Dans le pre­mier temps du film, les cast­ings se don­nent avec la portée doc­u­men­taire induite par l’ancrage réal­iste du dis­posi­tif. Au mon­tage, et avec l’accord des comé­di­ens aux­quels la final­ité du pro­jet a plus tard été dévoilée, Cast­ing sauvage met en route un amu­sant brouil­lage des pistes, qui souligne moins les qual­ités ou défauts du jeu d’untel ou untel qu’il pose un regard drôle sur un dis­cours méta-diégé­tique sur le ciné­ma en train de se faire, en train de se créer (du côté du jeu donc). C’est en post-pro­duc­tion et dans un sec­ond temps du film que le réal­isa­teur s’autorise des arti­fices sonores (bruitages qui enjo­livent l’austérité du décor, comme quand les gob­elets en plas­tique rem­pli d’eau tin­tent tels des coupes de cham­pagne…) qui sem­blent enfin don­ner au film la lib­erté créa­trice de la fic­tion – où tout devient pos­si­ble. On a d’un côté la réal­ité : les comé­di­ens qui passent un cast­ing, sans savoir eux-mêmes de quoi il retourne. De l’autre, la fic­tion : Rémi, incar­né par tant de vis­ages suc­ces­sifs qui por­tent tous la même écharpe rouge. Mais c’est bien quand les deux mon­des se mélan­gent que Cast­ing sauvage touche son objec­tif, dans le hors-champ de nos imag­i­na­tions.

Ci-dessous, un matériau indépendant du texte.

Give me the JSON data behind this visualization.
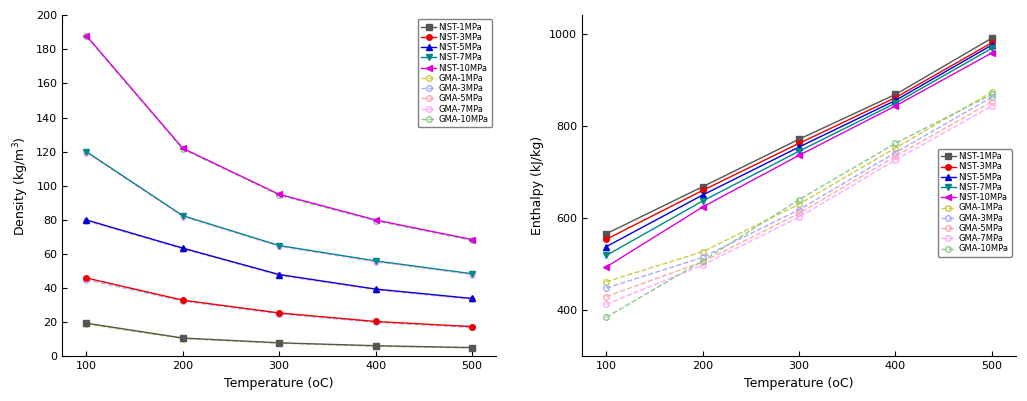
{
  "temp": [
    100,
    200,
    300,
    400,
    500
  ],
  "density_NIST": {
    "1MPa": [
      19.5,
      10.8,
      8.0,
      6.3,
      5.2
    ],
    "3MPa": [
      46.0,
      33.0,
      25.5,
      20.5,
      17.5
    ],
    "5MPa": [
      80.0,
      63.5,
      48.0,
      39.5,
      34.0
    ],
    "7MPa": [
      120.0,
      82.5,
      65.0,
      56.0,
      48.5
    ],
    "10MPa": [
      188.0,
      122.0,
      95.0,
      80.0,
      68.5
    ]
  },
  "density_GMA": {
    "1MPa": [
      19.0,
      10.5,
      7.8,
      6.0,
      5.0
    ],
    "3MPa": [
      45.0,
      32.5,
      25.0,
      20.0,
      17.0
    ],
    "5MPa": [
      79.5,
      63.0,
      47.5,
      39.0,
      33.5
    ],
    "7MPa": [
      119.5,
      82.0,
      64.5,
      55.5,
      48.0
    ],
    "10MPa": [
      187.5,
      121.5,
      94.5,
      79.5,
      68.0
    ]
  },
  "enthalpy_NIST": {
    "1MPa": [
      566,
      668,
      771,
      868,
      990
    ],
    "3MPa": [
      554,
      660,
      762,
      861,
      980
    ],
    "5MPa": [
      538,
      650,
      754,
      855,
      975
    ],
    "7MPa": [
      519,
      637,
      745,
      849,
      968
    ],
    "10MPa": [
      494,
      624,
      736,
      843,
      958
    ]
  },
  "enthalpy_GMA": {
    "1MPa": [
      462,
      527,
      630,
      752,
      873
    ],
    "3MPa": [
      448,
      515,
      618,
      742,
      862
    ],
    "5MPa": [
      430,
      505,
      610,
      734,
      852
    ],
    "7MPa": [
      413,
      498,
      602,
      726,
      843
    ],
    "10MPa": [
      385,
      507,
      640,
      762,
      868
    ]
  },
  "nist_colors": {
    "1MPa": "#555555",
    "3MPa": "#ee0000",
    "5MPa": "#0000dd",
    "7MPa": "#008888",
    "10MPa": "#dd00dd"
  },
  "gma_colors": {
    "1MPa": "#cccc44",
    "3MPa": "#aaaaff",
    "5MPa": "#ffaaaa",
    "7MPa": "#ffaaff",
    "10MPa": "#88cc88"
  },
  "nist_markers": {
    "1MPa": "s",
    "3MPa": "o",
    "5MPa": "^",
    "7MPa": "v",
    "10MPa": "<"
  },
  "gma_markers": {
    "1MPa": "D",
    "3MPa": "o",
    "5MPa": "o",
    "7MPa": "o",
    "10MPa": "o"
  },
  "density_ylim": [
    0,
    200
  ],
  "density_yticks": [
    0,
    20,
    40,
    60,
    80,
    100,
    120,
    140,
    160,
    180,
    200
  ],
  "enthalpy_ylim": [
    300,
    1040
  ],
  "enthalpy_yticks": [
    400,
    600,
    800,
    1000
  ],
  "xlim": [
    75,
    525
  ],
  "xticks": [
    100,
    200,
    300,
    400,
    500
  ],
  "density_ylabel": "Density (kg/m$^3$)",
  "enthalpy_ylabel": "Enthalpy (kJ/kg)",
  "xlabel": "Temperature (oC)",
  "pressures": [
    "1MPa",
    "3MPa",
    "5MPa",
    "7MPa",
    "10MPa"
  ]
}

Mais le tra­vail de réflex­ion induit par ce dou­ble dis­cours, Cast­ing sauvage ne le fait jamais, se con­tentant de don­ner le brouil­lage des niveaux de lec­ture qu’il accom­plit comme des pirou­ettes malignes, des gags réus­sis et drôles, qui se ter­mi­nent en fin de compte sur la banal­ité de l’anecdote (trou­ver son père / décrocher le rôle). Il ne dépasse jamais le dis­posi­tif nova­teur qu’il a créé et c’est dom­mage, car l’énergie et l’audace mis­es en œuvre, le spec­ta­cle sin­guli­er qu’il pro­pose, auraient jus­ti­fié que tout cela débouche sur plus qu’un con­cept amu­sant.